Алевтина посмотрела на всех нас по очереди и всем улыбнулась. Мы прониклись её похвалой любимому зятю и тоже разулыбались.
– А молодые что же? – спросил я. – Они чем занимаются?
– Внуки у меня тоже неплохие, – сказала она. – В родителей пошли. Грех жаловаться. Уважительные, отцу с матерью помогают. Вова, старший, хочет поступить в сельскохозяйственный техникум, на механика, в этом году он закончил девять классов, а младший, Толик, перешёл в седьмой. В соседней деревне у нас школа, за пять километров попутным автобусом добираются ребятишки, а то и пешочком туда и обратно… Оба они, Вова с Толиком, умеют и косить, и строгать, и пилить, и за огородом ухаживать, – к жизни приспособленные, одним словом; но, конечно, ещё мальчишки. Порой выкинут что-нибудь такое, не без этого. Возьмут и укатят на велосипедах неизвестно куда и дома не скажутся, а мы их потом ищем, волнуемся. Или вот теперь модно у молодёжи с магнитофоном гулять. Раньше парни с гармонью по деревне ходили, а теперь с магнитофоном. Но ведь от гармошки на сердце благодать, а от магнитофона одно бешенство. И Вова с Толей, бывает, ходят наигрывают. Среди дачников у них есть друзья-приятели, и из соседних деревень на велосипедах приезжают. Соберутся, включат американскую музыку посильнее, так что кишки выворачивает наизнанку, да прохаживаются по улице под окнами. Паша этого страшно не любит, ругается. Магнитофон грозится отобрать или разбить об угол. А в лес внуков не дозовёшься. Нет! То, чем мы, и родители наши, и деды, и прадеды жили в деревне, уж и не надо молодым. У них другие интересы…
Поддерживая одной рукой другую, Алевтина погладила себе щёку и качнула головой.

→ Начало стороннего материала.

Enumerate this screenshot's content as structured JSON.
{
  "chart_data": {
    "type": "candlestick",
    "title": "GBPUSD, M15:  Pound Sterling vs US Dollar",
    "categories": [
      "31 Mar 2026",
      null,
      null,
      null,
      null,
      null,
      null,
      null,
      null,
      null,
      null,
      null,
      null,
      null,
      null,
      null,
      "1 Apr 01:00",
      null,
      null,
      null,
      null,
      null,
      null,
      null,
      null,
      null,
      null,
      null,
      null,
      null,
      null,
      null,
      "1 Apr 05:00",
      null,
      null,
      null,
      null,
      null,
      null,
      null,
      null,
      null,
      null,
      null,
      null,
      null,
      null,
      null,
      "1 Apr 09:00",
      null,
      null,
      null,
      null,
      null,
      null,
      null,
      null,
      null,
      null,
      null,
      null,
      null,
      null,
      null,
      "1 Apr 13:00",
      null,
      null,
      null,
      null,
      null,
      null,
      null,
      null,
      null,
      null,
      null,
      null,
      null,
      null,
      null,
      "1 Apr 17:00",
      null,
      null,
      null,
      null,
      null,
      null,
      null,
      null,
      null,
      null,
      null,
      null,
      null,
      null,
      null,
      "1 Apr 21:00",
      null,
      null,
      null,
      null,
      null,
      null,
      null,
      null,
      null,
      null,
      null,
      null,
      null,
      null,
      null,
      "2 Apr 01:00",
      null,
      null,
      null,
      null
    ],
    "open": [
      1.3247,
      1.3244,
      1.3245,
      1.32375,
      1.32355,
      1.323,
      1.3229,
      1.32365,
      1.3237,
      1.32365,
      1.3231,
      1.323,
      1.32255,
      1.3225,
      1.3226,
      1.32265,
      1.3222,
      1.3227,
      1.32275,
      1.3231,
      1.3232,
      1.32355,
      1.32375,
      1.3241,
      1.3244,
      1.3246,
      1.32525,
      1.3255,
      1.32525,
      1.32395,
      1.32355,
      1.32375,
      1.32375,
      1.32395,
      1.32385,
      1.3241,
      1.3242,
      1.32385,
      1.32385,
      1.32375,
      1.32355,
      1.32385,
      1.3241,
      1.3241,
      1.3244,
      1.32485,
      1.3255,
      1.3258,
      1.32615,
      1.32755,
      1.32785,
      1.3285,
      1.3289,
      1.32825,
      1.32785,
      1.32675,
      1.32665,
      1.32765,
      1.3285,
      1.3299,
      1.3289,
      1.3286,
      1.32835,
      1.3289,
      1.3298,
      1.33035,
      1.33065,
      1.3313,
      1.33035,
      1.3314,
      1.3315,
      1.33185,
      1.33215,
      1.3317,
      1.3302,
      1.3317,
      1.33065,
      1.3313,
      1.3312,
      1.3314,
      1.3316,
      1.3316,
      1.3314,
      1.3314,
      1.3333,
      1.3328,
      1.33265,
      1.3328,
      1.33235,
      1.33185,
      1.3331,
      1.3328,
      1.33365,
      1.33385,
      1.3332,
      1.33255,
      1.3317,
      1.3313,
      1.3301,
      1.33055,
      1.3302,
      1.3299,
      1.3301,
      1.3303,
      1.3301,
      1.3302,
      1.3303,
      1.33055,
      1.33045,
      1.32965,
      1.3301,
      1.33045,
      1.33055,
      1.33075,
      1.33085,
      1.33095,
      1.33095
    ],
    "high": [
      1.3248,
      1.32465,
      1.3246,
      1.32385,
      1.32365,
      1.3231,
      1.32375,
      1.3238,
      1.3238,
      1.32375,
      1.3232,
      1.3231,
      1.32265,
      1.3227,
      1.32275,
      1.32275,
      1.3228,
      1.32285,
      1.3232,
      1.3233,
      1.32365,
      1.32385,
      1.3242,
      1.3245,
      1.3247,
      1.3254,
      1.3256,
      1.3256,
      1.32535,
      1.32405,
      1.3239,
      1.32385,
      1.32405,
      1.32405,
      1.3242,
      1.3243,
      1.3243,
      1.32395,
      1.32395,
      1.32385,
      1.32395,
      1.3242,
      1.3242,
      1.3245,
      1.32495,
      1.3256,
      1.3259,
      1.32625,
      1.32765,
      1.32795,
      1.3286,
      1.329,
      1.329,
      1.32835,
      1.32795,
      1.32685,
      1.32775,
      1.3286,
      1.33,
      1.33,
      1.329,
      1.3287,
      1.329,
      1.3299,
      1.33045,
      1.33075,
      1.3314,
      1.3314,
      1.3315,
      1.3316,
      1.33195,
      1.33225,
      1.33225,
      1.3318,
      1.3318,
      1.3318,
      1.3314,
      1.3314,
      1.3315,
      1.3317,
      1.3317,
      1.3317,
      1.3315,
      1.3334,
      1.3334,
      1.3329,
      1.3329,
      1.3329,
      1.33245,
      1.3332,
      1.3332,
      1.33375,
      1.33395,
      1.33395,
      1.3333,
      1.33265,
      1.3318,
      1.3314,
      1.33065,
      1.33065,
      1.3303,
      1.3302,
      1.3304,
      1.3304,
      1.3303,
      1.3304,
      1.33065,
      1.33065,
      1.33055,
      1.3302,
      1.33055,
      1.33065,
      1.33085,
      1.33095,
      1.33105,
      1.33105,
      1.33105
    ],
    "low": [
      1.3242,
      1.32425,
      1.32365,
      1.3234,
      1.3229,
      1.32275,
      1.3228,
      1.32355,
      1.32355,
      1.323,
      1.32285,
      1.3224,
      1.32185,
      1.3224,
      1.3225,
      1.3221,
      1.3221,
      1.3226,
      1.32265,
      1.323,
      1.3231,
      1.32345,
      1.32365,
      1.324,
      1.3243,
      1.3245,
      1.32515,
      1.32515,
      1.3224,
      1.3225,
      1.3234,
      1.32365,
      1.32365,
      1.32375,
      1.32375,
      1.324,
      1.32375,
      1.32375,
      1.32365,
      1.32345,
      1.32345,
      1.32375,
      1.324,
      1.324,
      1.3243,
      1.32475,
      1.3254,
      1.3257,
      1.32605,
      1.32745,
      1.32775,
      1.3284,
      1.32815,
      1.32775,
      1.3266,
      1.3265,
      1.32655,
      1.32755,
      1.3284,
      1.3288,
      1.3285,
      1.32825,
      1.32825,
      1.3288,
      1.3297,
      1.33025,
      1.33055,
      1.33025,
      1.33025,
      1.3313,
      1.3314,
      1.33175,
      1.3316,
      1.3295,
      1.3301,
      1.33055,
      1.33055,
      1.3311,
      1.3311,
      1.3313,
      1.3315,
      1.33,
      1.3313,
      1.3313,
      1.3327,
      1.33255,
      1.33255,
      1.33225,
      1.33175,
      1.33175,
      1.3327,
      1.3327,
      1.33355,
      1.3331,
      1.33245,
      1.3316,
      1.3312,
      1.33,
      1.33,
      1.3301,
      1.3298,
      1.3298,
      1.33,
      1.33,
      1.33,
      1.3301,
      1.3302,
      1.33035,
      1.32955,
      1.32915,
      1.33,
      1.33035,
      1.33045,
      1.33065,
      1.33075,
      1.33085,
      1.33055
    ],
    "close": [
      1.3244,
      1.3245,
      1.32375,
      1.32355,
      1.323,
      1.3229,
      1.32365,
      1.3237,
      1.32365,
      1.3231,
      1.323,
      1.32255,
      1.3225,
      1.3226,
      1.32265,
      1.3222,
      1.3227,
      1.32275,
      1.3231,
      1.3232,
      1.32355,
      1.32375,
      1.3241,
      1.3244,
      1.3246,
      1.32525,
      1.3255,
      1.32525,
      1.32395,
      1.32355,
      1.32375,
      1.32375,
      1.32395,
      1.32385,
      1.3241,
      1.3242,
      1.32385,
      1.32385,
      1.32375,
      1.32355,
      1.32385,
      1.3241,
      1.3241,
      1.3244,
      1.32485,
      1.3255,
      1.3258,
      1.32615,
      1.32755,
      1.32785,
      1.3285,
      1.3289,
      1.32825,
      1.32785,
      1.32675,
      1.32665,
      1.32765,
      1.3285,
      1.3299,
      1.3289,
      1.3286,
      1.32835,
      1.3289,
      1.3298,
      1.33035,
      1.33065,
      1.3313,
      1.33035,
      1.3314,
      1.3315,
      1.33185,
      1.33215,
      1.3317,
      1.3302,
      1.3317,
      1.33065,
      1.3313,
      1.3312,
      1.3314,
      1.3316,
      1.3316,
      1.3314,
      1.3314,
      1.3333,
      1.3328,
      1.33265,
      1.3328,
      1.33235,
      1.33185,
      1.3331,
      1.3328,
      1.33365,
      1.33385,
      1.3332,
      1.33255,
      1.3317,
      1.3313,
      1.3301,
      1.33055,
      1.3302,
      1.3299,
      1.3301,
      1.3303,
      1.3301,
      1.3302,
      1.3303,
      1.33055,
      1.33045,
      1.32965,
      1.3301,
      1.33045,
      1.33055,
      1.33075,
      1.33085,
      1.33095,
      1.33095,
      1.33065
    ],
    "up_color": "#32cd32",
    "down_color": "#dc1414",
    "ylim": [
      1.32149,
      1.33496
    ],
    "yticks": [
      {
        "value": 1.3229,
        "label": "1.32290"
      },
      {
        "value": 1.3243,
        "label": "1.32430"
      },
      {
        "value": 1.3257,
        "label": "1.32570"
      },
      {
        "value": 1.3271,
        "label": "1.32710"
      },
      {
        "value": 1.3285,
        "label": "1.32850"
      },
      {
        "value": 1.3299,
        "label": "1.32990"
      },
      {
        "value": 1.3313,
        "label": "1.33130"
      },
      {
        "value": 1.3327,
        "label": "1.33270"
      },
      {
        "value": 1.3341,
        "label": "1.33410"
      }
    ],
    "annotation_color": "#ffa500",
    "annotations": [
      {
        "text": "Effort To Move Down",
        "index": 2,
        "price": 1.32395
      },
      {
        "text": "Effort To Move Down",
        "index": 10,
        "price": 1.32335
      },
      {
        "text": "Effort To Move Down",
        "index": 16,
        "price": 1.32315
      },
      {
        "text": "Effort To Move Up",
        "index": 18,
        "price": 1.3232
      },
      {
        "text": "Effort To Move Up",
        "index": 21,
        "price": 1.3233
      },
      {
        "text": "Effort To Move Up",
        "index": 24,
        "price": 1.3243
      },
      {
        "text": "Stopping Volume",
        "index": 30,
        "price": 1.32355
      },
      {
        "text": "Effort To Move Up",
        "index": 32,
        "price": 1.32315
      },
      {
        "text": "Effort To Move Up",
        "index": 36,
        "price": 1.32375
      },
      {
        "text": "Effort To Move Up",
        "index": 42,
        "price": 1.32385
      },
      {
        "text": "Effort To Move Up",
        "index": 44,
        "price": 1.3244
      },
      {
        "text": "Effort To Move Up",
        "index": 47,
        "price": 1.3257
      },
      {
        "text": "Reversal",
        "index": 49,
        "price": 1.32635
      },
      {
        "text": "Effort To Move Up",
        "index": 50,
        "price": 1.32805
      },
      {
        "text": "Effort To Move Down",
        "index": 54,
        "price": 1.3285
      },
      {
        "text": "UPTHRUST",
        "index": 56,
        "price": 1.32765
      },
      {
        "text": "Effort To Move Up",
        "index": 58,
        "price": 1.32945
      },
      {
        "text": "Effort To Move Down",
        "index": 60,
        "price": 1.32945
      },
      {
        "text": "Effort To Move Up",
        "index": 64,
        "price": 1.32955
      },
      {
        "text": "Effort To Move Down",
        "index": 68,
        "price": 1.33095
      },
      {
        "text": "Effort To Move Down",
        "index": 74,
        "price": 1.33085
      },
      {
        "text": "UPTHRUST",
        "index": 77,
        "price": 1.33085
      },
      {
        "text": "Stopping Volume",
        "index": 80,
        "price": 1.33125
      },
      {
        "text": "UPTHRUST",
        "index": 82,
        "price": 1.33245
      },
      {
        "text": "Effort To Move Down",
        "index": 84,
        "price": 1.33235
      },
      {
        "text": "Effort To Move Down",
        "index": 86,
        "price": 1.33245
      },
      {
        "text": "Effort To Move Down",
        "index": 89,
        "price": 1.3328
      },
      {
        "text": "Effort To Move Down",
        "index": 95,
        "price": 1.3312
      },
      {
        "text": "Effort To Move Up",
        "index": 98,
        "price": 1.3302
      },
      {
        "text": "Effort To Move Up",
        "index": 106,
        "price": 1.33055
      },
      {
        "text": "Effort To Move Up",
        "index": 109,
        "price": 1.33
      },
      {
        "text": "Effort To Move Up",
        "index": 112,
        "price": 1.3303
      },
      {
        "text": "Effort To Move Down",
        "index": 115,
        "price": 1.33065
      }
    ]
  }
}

– Ну, и продаю я избыток, – сказала она. – Дёшево, конечно, однако всё польза мне, прибавка к пенсии, не больно у меня пенсия велика, да и ту спустя полгода теперь выплачивают. Дочка с зятем дарят на конфеты, и не только на конфеты – вон холодильник поставили и плиту газовую, – да я стараюсь их не обременять, сама зарабатываю себе на жизнь, пусть тратят на детей и на предпринимательство. Но много всего я задаром раздаю. Старушки в деревне есть почти столетние, одинокие. И солёного им хочется, и варёного. А где взять? Сами уж ни в лес не могут сходить, ни огород вырастить. Попросят иногда, или я сама угощу… Местные пьяницы выпрашивают на закуску. Этих угощать не хочется, пьяниц я не люблю, просто ненавижу, натерпелась из-за зелия проклятого. Но канючат, пристают с ножом к горлу: «Тётя Аля, дай огурчиков или грибочков!» Жалко их тоже, окаянных. Не дать ничего, так чем попало закусят, а то и вовсе без закуски выпьют – спаси Бог, отравятся. В последнее время прямо напасть какая-то, будто с ума мужики посходили. Те, кто сроду не пил, хлещут вёдрами, ходят смурные, с чёрными лицами. Красивые, здоровые, и башковитые есть очень, и дельные, а совесть и ум пропивают и себя, дураки, зазря губят. К примеру, Лёша Фадеев. Трезвенник был, светлый безотказный человек, любой прибор мог починить, проводку провести, на столб, бывало, залезет. Потом вдруг запил. Сперва немного, потом сильнее. Пьёт, глядим, и пьёт, алкоголиком становится. «Что делаешь-то? – говорю. – Думаешь ты своей головой, куда катишься? К могиле ведь приближаешься». Усмехается мрачно, встряхивает кудрями. «Ничего, тётя Аля, ты не понимаешь». Или Дмитриев Юра. Он тут всем крыши крыл… Оба умерли преждевременно, с перепоя. А теперь и некоторые бабы от мужиков не отстают. Беда…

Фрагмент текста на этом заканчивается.